O.K., this is an obscure and perhaps confusing complaint, but if First Round Bye can't complain about flawed details in complex sports systems 5,000 miles away, who will?
The reason teams criss-cross for knockout stages is to insure that for the first round at least they don't play a team from their own group, who they just played in the group stage. But this particular group stage involved playing teams in the other group! The top team in each group really should play the second team in the same group to insure no repetition. Are the organizers blind to this, or are they afraid that it would add another layer of confusion to an already twisted system?
In any case, the final four is again at the Maracana, and a second half winner is chosen. If the same team wins both halves, as Botafogo did last year, it wins the title outright. Otherwise, there is a final playoff over two legs, again at the Maracana, to determine the overall winner.
So how often does an upstart battle through all these rounds and knock off the big four to become Rio's champion? How often would the Columbus Clippers win the Ohio baseball championship over the Reds and Indians? Not often. The last 44 championships have been won by a big four side. (Bangu pulled off a shocker in 1966.)
Afterword
Determining a group's standings based on how its teams perform in matches against a separate group has at least one serious danger. And nowhere was this more exposed than in the 1997 World Club Challenge. This tournament, pitting European (mostly English) and Australasian rugby league teams against each other is often cited as a financial disaster, but it was also a structural disaster.

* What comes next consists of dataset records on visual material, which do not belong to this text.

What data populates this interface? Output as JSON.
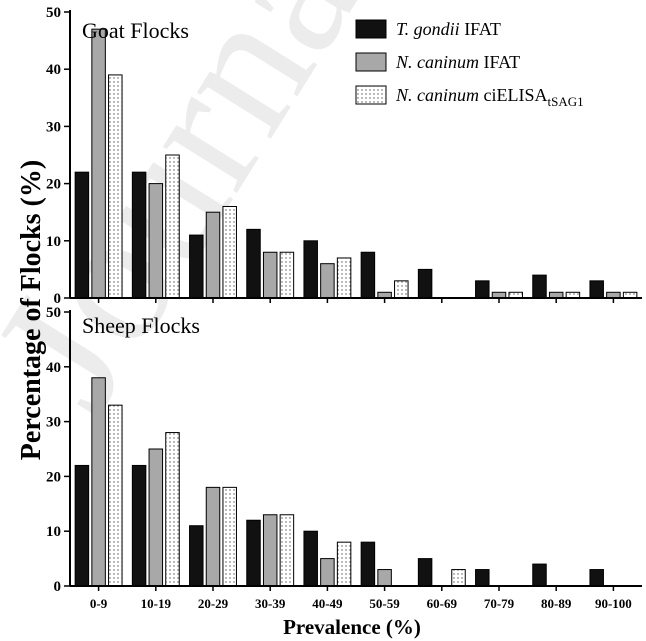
{
  "watermark": "Journal",
  "chart_data": {
    "type": "bar",
    "ylabel": "Percentage of Flocks (%)",
    "xlabel": "Prevalence (%)",
    "categories": [
      "0-9",
      "10-19",
      "20-29",
      "30-39",
      "40-49",
      "50-59",
      "60-69",
      "70-79",
      "80-89",
      "90-100"
    ],
    "legend": {
      "placement": "top-right",
      "entries": [
        {
          "italic": "T. gondii",
          "text": " IFAT",
          "sub": ""
        },
        {
          "italic": "N. caninum",
          "text": " IFAT",
          "sub": ""
        },
        {
          "italic": "N. caninum",
          "text": " ciELISA",
          "sub": "tSAG1"
        }
      ]
    },
    "series_styles": [
      {
        "fill": "#111111",
        "pattern": "solid"
      },
      {
        "fill": "#a8a8a8",
        "pattern": "solid"
      },
      {
        "fill": "#ffffff",
        "pattern": "dots"
      }
    ],
    "panels": [
      {
        "title": "Goat Flocks",
        "ylim": [
          0,
          50
        ],
        "yticks": [
          0,
          10,
          20,
          30,
          40,
          50
        ],
        "series": [
          {
            "values": [
              22,
              22,
              11,
              12,
              10,
              8,
              5,
              3,
              4,
              3
            ]
          },
          {
            "values": [
              47,
              20,
              15,
              8,
              6,
              1,
              0,
              1,
              1,
              1
            ]
          },
          {
            "values": [
              39,
              25,
              16,
              8,
              7,
              3,
              0,
              1,
              1,
              1
            ]
          }
        ]
      },
      {
        "title": "Sheep Flocks",
        "ylim": [
          0,
          50
        ],
        "yticks": [
          0,
          10,
          20,
          30,
          40,
          50
        ],
        "series": [
          {
            "values": [
              22,
              22,
              11,
              12,
              10,
              8,
              5,
              3,
              4,
              3
            ]
          },
          {
            "values": [
              38,
              25,
              18,
              13,
              5,
              3,
              0,
              0,
              0,
              0
            ]
          },
          {
            "values": [
              33,
              28,
              18,
              13,
              8,
              0,
              3,
              0,
              0,
              0
            ]
          }
        ]
      }
    ]
  }
}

Such a system may work if the two groups are relatively evenly matched, but what if one is far stronger than the other? That was the case in the club challenge, where, for a variety of reasons, including home field advantage, seriousness of purpose, timing, and simple talent, the Australasian teams were far, far stronger than the European ones.
The event was a special competition, and organizers wanted virtually all matches to be between teams from two different continents. An Australasian group of six teams played against the six teams of a European group. The top three teams from each group would advance.
Trouble was, the European teams just couldn't win. When each team had played six games, Australasian teams were 39-3. The records of those teams were 6-0,6-0,6-0,6-0, 5-1, and 4-2, while the European teams were 2-4, 1-5, 0-6, 0-6, 0-6, and 0-6. But three from each continent advanced to the next round. Yes, the Penrith Panthers won all six games, but were eliminated because their point differential was only +136. And the Bradford Bulls lost all six matches, but their comparatively robust -146 point differential meant they kept playing.
(The other two quarterfinalists were chosen from similarly structured "B" pools. Needless to say, the winner of the Australasian B pool was 6-0, while Europe's B winner had just one win.)
The quarterfinals were ugly, with all four Australasian team winning, 62-14, 66-12, 40-16, and, surprisingly, 22-18 (nice losing effort, Wigan Warriors).
A cautionary tale for those who might want to use such a system anywhere else.